Но остаться незамеченным мне не удалось. Увидев меня, Виктор Иванович громко объявил: «Сейчас слово предоставляется нашему писателю коммунисту Константину Ковалёву, приехавшему из Америки». Люди громко зааплодировали, а я пришёл в ужас: ведь я не знал, что мне сделают предложение, от которого уже нельзя было отказаться, то есть произнести речь. К тому же я к ней не готовился и не знал, что я буду говорить. А из толпы меня уже снимали на видеокамеры, в том числе и супруги Аверины…

Я подошёл к микрофону и заговорил. К моему удивлению, я говорил складно, по существу, сам не зная, откуда берутся у меня такие слова. Потом Аверины подарили мне видеокассету с копией моего выступления, которую я тоже храню. Я никогда прежде не произносил речей и поэтому удивился, что говорил без единой запинки, с правильной жестикуляцией и воодушевлённо. Виктор Иванович крепко пожал мне руку.

Позднее я подумал, что когда человек не врёт, а говорит то, что думает, ничего не боясь, он всегда говорит хорошо, хотя не учился у цицеронов.

Но и это не всё, что сделал тогда Виктор Иванович для меня и для общего дела. Он сообщил мне, что заказал большой зал в Центральном Доме Литераторов, где состоится встреча моих читателей со мной. Я, естественно, разволновался. В ЦДЛ зал был набит битком. Сначала был дан небольшой революционный концерт наших комсомольцев, очень и очень зажигательный. А потом представили меня. Пришлось рассказывать всю свою биографию и особенно о том, что происходит в Америке, высказывать свои мнения по ряду политических вопросов. А после официальной части мне пришлось давать автографы на моей книге стихов, которую Виктор Иванович с моего согласия раздал товарищам бесплатно. Образовалась очередь, так как я не смог себе позволить просто расписываться на титульной странице, а спрашивал у каждого очередного его имя и отчество и делал небольшую дарственную надпись, чему люди были благодарны.

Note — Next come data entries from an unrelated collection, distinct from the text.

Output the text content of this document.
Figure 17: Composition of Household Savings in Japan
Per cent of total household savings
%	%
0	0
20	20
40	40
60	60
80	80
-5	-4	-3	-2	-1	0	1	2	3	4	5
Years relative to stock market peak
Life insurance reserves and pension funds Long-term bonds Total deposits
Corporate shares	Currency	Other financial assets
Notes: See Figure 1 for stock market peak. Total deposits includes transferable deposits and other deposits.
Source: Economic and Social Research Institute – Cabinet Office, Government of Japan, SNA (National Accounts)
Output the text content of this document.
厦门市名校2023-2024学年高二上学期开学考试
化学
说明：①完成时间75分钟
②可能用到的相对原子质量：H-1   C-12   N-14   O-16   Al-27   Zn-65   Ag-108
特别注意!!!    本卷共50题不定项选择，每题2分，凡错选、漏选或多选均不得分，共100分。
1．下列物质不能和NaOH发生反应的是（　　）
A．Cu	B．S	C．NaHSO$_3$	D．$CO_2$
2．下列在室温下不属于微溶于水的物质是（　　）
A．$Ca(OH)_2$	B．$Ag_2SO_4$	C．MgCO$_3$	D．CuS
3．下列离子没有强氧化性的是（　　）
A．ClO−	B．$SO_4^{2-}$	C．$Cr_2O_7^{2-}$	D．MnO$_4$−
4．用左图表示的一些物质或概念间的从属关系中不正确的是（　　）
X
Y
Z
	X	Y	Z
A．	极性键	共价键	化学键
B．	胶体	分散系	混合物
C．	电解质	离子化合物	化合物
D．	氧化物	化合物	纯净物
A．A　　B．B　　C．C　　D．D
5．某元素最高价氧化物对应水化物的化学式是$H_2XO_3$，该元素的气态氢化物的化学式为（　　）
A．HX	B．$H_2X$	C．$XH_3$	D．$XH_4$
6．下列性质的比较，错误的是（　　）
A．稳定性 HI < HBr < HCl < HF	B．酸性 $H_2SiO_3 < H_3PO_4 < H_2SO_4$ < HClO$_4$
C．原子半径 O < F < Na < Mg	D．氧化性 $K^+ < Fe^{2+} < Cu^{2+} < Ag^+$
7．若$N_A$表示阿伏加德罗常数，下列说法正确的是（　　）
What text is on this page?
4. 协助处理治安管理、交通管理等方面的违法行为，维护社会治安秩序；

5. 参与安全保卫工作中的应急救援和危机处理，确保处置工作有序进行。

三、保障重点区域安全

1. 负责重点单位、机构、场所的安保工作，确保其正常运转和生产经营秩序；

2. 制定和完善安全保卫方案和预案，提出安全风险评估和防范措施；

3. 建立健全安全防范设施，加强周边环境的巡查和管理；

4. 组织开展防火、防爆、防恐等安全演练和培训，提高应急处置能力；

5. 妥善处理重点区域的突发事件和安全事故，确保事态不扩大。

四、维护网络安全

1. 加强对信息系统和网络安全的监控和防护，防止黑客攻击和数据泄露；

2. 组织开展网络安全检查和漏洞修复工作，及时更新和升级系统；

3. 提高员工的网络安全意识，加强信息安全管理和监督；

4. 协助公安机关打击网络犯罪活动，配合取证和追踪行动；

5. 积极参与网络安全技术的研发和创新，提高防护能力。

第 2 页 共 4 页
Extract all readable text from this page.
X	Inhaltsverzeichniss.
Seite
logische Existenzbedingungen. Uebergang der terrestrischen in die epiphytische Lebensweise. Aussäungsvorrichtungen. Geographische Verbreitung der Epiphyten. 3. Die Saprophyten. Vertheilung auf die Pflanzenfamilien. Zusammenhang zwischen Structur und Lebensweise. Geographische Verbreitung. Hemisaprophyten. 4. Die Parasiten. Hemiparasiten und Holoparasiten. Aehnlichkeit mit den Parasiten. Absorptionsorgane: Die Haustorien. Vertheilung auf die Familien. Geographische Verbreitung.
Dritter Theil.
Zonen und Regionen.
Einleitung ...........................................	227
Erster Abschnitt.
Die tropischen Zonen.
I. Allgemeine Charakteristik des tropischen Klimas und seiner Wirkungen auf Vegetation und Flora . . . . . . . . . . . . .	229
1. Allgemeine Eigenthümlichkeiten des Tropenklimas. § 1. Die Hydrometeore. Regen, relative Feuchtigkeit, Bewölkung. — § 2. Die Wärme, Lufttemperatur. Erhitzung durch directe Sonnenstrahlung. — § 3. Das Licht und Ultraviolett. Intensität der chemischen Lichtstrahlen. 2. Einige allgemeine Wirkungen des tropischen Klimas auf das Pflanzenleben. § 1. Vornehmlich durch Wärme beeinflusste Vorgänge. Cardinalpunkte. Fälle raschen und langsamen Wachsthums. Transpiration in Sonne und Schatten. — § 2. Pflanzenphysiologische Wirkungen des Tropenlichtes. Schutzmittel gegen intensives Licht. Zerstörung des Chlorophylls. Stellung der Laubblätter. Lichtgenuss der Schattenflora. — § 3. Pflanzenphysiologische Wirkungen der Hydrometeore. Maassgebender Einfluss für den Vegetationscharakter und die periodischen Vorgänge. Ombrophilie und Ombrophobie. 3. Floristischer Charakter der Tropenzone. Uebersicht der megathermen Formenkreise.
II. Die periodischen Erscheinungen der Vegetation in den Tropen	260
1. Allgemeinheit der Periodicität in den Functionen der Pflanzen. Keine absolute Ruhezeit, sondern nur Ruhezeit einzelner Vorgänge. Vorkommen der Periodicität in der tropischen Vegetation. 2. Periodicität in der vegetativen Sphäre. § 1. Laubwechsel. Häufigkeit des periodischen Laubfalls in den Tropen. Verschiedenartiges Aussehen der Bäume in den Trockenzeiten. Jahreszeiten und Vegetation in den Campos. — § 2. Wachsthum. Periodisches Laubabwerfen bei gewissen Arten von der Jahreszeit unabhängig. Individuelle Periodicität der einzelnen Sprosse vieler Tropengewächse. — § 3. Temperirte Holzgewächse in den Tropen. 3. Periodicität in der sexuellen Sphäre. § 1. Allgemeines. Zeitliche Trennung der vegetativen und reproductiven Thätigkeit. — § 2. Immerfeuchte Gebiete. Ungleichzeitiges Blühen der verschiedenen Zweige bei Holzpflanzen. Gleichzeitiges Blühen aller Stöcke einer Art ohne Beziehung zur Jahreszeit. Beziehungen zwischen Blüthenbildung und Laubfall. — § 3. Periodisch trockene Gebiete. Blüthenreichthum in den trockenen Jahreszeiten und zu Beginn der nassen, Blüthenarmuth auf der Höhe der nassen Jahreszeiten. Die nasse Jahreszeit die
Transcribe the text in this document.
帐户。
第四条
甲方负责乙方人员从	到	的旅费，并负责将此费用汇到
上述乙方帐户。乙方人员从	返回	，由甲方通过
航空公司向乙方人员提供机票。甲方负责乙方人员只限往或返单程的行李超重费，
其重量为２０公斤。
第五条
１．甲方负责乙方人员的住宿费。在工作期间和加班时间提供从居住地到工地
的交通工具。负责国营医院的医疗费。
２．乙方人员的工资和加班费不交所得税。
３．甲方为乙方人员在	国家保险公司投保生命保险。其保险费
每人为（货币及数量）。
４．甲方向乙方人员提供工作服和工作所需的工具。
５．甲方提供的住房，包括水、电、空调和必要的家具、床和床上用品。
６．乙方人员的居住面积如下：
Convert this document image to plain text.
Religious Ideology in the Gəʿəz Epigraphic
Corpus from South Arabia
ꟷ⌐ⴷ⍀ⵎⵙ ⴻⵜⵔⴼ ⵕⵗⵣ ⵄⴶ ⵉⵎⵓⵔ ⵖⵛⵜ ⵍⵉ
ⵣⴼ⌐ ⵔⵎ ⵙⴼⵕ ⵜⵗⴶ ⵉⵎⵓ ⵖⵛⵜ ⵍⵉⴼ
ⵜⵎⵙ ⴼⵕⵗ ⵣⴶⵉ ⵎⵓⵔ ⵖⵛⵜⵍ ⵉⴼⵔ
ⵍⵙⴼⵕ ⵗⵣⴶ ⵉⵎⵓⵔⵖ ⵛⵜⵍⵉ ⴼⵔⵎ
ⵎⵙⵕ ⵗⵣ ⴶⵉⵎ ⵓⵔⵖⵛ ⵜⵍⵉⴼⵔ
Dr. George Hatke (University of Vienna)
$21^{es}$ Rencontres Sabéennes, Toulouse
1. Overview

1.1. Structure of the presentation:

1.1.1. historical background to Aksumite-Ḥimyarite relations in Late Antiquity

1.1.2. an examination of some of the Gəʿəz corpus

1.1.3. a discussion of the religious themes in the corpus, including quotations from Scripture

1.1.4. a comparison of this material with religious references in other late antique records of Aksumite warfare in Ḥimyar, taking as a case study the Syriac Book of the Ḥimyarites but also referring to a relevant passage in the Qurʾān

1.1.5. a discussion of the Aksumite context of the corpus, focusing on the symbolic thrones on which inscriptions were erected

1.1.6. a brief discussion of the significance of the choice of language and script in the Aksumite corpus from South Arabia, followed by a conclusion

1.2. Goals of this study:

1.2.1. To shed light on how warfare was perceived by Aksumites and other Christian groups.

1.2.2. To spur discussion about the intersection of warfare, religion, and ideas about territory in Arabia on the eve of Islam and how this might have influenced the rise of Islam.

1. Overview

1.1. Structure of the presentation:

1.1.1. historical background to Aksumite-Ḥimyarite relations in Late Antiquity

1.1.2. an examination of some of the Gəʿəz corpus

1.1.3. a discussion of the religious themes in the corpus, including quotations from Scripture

Уехав в Америку, я узнал, что за моей квартирой плохо присматривают, и попросил Виктора Ивановича делать это, тем более, что после усиливавшегося давления растущей и крепнущей демократии жена Виктора Ивановича, прежде его активная помощница, поставила вопрос ребром, наверное, потому, что её прародительница Ева сама была сотворена из ребра!  Но без шуток следует сказать, что, оберегая свой женский покой, она, по словам Виктора Ивановича, дала понять: или она, или революция! Виктор Иванович предпочел «изменить» ей с Революцией, чем изменить Революции. Поэтому ему негде стало жить, и он ночевал, как я узнал, у себя в кабинете, в обширном подвальном помещении «Трудовой России». Так что Виктор Иванович жил несколько лет в моей квартире, чем я очень горжусь. Соседи по лестничной клетке узнали его и приветливо с ним общались.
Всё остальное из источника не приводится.